|Institution:||University of California – San Diego|
|Keywords:||Geophysics; Remote sensing; geophysics; numerical modeling; plate flexure; remote sensing; satellite altimetry; subduction zones|
|Full text PDF:||http://www.escholarship.org/uc/item/3n20n06d|
The variations of the Earth's gravity field at spatial scales ranging from tens to hundreds of kilometers over the deep ocean basins can be measured with satellite remote sensing of sea surface slopes. As the composition of the crust and upper mantle comprising the oceanic lithosphere is highly uniform, these gravity variations are closely linked to geological structures formed by tectonic processes.
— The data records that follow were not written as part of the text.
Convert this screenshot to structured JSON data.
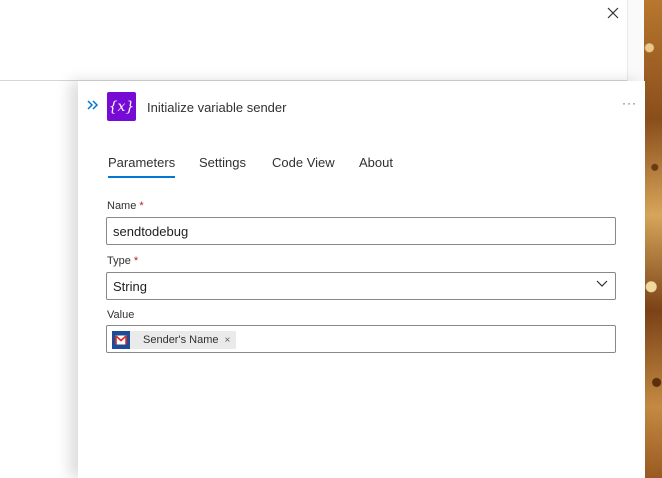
{
  "icons": {
    "close": "close-icon",
    "expand": "double-chevron-right-icon",
    "variable": "variable-icon",
    "more": "more-icon",
    "chevron": "chevron-down-icon",
    "gmail": "gmail-icon"
  },
  "colors": {
    "accent": "#0078d4",
    "variable_icon_bg": "#770bd6",
    "required": "#a4262c",
    "token_bg": "#eaeaea",
    "gmail_bg": "#1f4c97"
  },
  "panel": {
    "title": "Initialize variable sender",
    "variable_glyph": "{x}",
    "more_glyph": "···",
    "tabs": [
      {
        "label": "Parameters",
        "active": true
      },
      {
        "label": "Settings",
        "active": false
      },
      {
        "label": "Code View",
        "active": false
      },
      {
        "label": "About",
        "active": false
      }
    ]
  },
  "form": {
    "name": {
      "label": "Name",
      "required_mark": "*",
      "value": "sendtodebug"
    },
    "type": {
      "label": "Type",
      "required_mark": "*",
      "selected": "String"
    },
    "value": {
      "label": "Value",
      "token_label": "Sender's Name",
      "token_remove": "×"
    }
  }
}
One such process is the subduction of oceanic lithosphere into the planetary interior at deep-sea trenches. The combination of a bending moment from the slab sinking and a downward load from the overriding plate causes flexure of the lithosphere. This flexure produces the prominence of the trench outer rise and the slope of the outer trench wall. Extension of the plate at the outer rise is often accompanied by the formation of faults, which can reduce the plate strength and hence the amount of stress that the plate can support. Data from recent radar altimetry missions of the CryoSat-2, Envisat and Jason-1 satellites was reprocessed to improve the accuracy of a global marine gravity field model. This reprocessing technique (``retracking'') refines the precision of radar range measurements by a factor of 1.5. An approximate mathematical model was formulated to enable retracking of radar waveforms collected by a novel instrument onboard CryoSat-2 in the synthetic aperture radar (SAR) mode. A computational algorithm was developed for solving the thin plate flexure equation for spatially varying rigidity in two horizontal distributions subject to applied loads. The accuracy of the method was tested against analytic solutions. This modeling technique was applied to the oceanic lithosphere for the trench flexure case. Solving a parameter estimation problem generated flexural deformation surfaces that fit marine gravity and bathymetry observations at trench locations around the Pacific basin. Our results show that a flexure model in which the initial strength of the plate depends on age but is allowed to decreased through inelastic yielding is consistent with observations of the incoming lithosphere at Pacific subduction zones.